Are you a sugar addict? Scientists say high fructose corn syrup is as addictive as cocaine – but you may not even know you’re eating it
By Daily Mail Reporter
Canadian researchers have found that high-fructose corn syrup can cause behavioral reactions in rats ‘similar to those produced by drugs of abuse, such as cocaine’.
Professor Francesco Leri of the University of Guelph, who carried out the research, said it suggested there was an addictive quality to foods that contain high levels of high-fructose corn syrup which could explain, at least partly, the current global obesity epidemic.
During the experiment, rats were fed foods containing varying levels of high-fructose corn syrup. They were then given access to a lever which controlled how much syrup they received. The more concentrated the syrup, the harder the rats worked to obtain it.
We have evidence in laboratory animals of a shared vulnerability to develop preferences for sweet foods and for cocaine,’ said Professor Leri, an addiction expert.

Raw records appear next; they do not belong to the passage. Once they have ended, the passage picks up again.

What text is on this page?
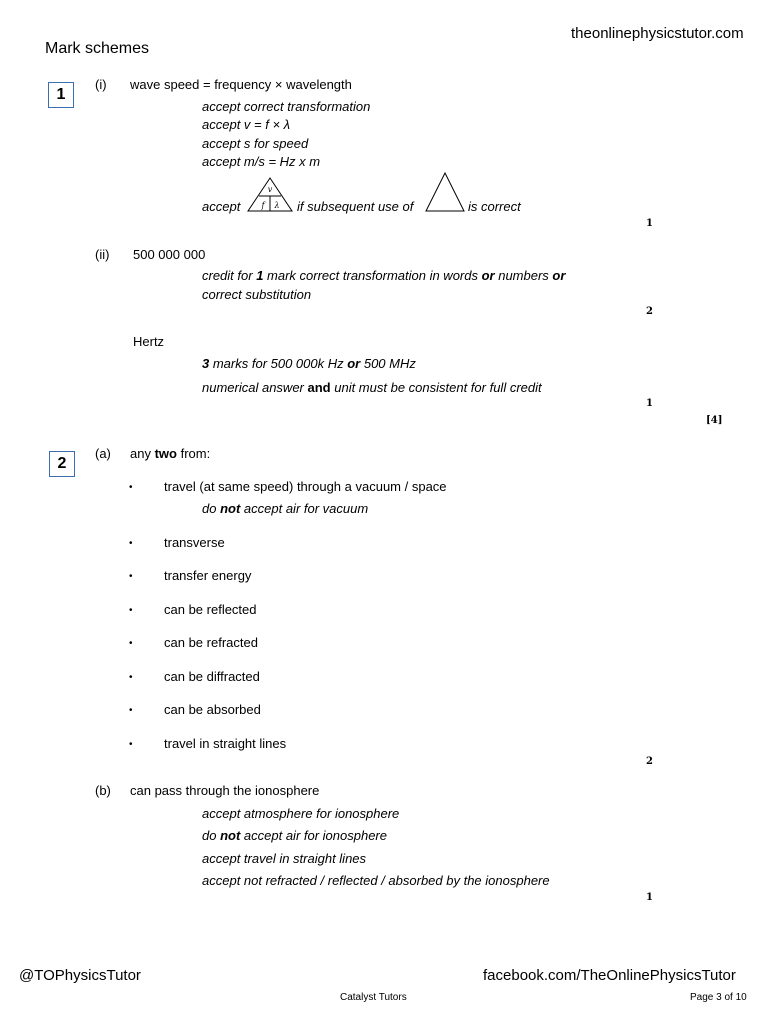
theonlinephysicstutor.com
Mark schemes
1
(i) wave speed = frequency × wavelength
accept correct transformation
accept v = f × λ
accept s for speed
accept m/s = Hz x m
accept
v
f λ if subsequent use of	is correct
1
(ii) 500 000 000
credit for 1 mark correct transformation in words or numbers or
correct substitution
2
Hertz
3 marks for 500 000k Hz or 500 MHz
numerical answer and unit must be consistent for full credit
1
[4]
2
(a) any two from:
• travel (at same speed) through a vacuum / space
do not accept air for vacuum
• transverse
• transfer energy
• can be reflected
• can be refracted
• can be diffracted
• can be absorbed
• travel in straight lines
2
(b) can pass through the ionosphere
accept atmosphere for ionosphere
do not accept air for ionosphere
accept travel in straight lines
accept not refracted / reflected / absorbed by the ionosphere
1
@TOPhysicsTutor	facebook.com/TheOnlinePhysicsTutor
Catalyst Tutors	Page 3 of 10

‘There is now convincing neurobiological and behavioural evidence indicating that addiction to food is possible.’
The new findings are part of a growing field of investigation into the effects of high fructose corn syrup, which has been blamed for everything from the obesity epidemic to diabetes and liver disease.
Research from Princeton University in 2010 found that rats fed on a sugary diet became nervous and anxious when the sugar was removed. They were thrown into a state of anxiety similar to the kind of stress that people feel during withdrawal from drugs like nicotine and even morphine.
Professor Bart Hoebel and his team in the Department of Psychology and the Princeton Neuroscience Institute have been studying signs of sugar addiction in rats for years.
‘If bingeing on sugar is really a form of addiction, there should be long-lasting effects in the brains of sugar addicts,’ Hoebel said.
‘Craving and relapse are critical components of addiction, and we have been able to demonstrate these behaviors in sugar-bingeing rats in a number of ways.’